If you’ve ever picked up a book from your local library, bookstore, or online retailer and thought to yourself, “how was this printed,” “why is the cover bound like this,” or “what are these fancy ripped edges called?” buckle up, because this post is for you. Book printing is one of the last parts of a book’s journey before it gets shipped out to your local bookstore, and there are different types of printing used throughout the industry.
Offset printing is typically used for large scale commercial print runs by larger publishers, like Penguin Random House, HarperCollins, and Pan Macmillan, since this type of printing can be costly for smaller print runs. This is because this type of printing uses metal plates specifically created for each page. Rubber is melted onto each plate to form the interior of the book. Depending on the dimension of the pages, the plates can have anywhere from eight to thirty-two pages per plate, which means that there are often dozens of plates per book. After the plates are made, paper, often in reels, is loaded into the printer and the plates are used to transfer ink to the paper. Then the pages are sectioned, bundled, trimmed to size, and readied to be bound with the cover. The cover is printed on a separate type of paper and uses a different process than the interior because it may require specialty printing like embossing, foil, or other detailing. Once each component is complete, the whole is assembled and glued together.
Digital printing is very similar to your at-home printer only on a larger, much higher quality scale. This type of printing is often used by smaller or indie publishers as it is more cost effective for smaller print runs. Once the digital file is received by the printer, they set to work trimming paper, in stacks rather than reels, to fit the printer. The pages are loaded into the machine and sent through the printer. Instead of printing with ink, digital printing uses toner and completes one book interior in order, where offset is completed in sets of pages called signatures then compiled in the right order post printing. Once again, the cover jacket is printed using a different machine and then the interior and cover are joined together using glue.
You can watch a quick video about PNW-local printer Gorham Printing’s process here: How Are Books Made?
Embossing & Debossing
Covers are their own unique print process for both offset and digital printing. Often they contain details that are not in the interior like embossing or debossing. Embossing is when the cover is pressed between two plates to create a raised design in the paper.

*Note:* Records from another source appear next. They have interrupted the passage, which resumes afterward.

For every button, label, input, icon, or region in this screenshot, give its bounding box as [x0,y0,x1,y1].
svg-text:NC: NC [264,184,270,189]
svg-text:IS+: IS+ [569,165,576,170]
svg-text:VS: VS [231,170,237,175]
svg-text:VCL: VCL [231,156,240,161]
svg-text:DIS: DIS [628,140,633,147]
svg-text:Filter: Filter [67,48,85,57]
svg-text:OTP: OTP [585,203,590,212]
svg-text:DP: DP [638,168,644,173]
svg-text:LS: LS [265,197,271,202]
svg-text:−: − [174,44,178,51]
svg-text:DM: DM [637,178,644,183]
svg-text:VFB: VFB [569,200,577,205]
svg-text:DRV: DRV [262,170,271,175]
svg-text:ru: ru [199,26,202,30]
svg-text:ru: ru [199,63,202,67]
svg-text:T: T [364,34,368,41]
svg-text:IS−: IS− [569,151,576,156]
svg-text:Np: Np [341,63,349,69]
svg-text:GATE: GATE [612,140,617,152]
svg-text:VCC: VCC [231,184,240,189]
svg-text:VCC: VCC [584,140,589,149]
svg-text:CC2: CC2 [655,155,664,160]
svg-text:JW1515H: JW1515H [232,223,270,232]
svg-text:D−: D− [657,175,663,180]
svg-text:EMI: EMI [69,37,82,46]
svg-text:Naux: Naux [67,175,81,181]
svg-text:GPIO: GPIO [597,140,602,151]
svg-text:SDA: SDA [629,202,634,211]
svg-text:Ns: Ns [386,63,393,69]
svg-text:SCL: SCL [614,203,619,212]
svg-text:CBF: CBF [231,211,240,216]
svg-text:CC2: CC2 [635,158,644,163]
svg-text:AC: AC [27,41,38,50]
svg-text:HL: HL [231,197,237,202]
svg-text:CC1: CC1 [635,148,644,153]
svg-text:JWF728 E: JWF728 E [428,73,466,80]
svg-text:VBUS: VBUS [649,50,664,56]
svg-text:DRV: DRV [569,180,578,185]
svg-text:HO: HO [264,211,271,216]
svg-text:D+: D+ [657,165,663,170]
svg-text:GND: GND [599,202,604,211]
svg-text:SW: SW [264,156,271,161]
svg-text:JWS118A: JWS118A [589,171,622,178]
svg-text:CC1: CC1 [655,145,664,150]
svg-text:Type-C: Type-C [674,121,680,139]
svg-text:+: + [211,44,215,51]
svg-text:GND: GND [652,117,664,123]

Debossing is the exact opposite where the design is indented rather than raised. Usually debossing is combined with details like foils or metallic ink, but not always.
Those books with the ripped pages are created intentionally in modern publishing, but actually used to be considered a defect of the papermaking process. They are called deckled edges or simply rough cut pages. These edges give some books a more antique look and are simply a design choice.
Another fancy way to spice up a book’s pages are gilded edges. Foil or metallic ink is painted onto the edges of a bound book to create a more refined edge. This is often used in special editions. A really common example is the gold or silver edges found on bibles.
There are many more terms, techniques, and processes that can be found in book printing. But the basics have been covered above. The size of the print run, the details on the cover, and the overall appearance of the book depends on the ever evolving printing process.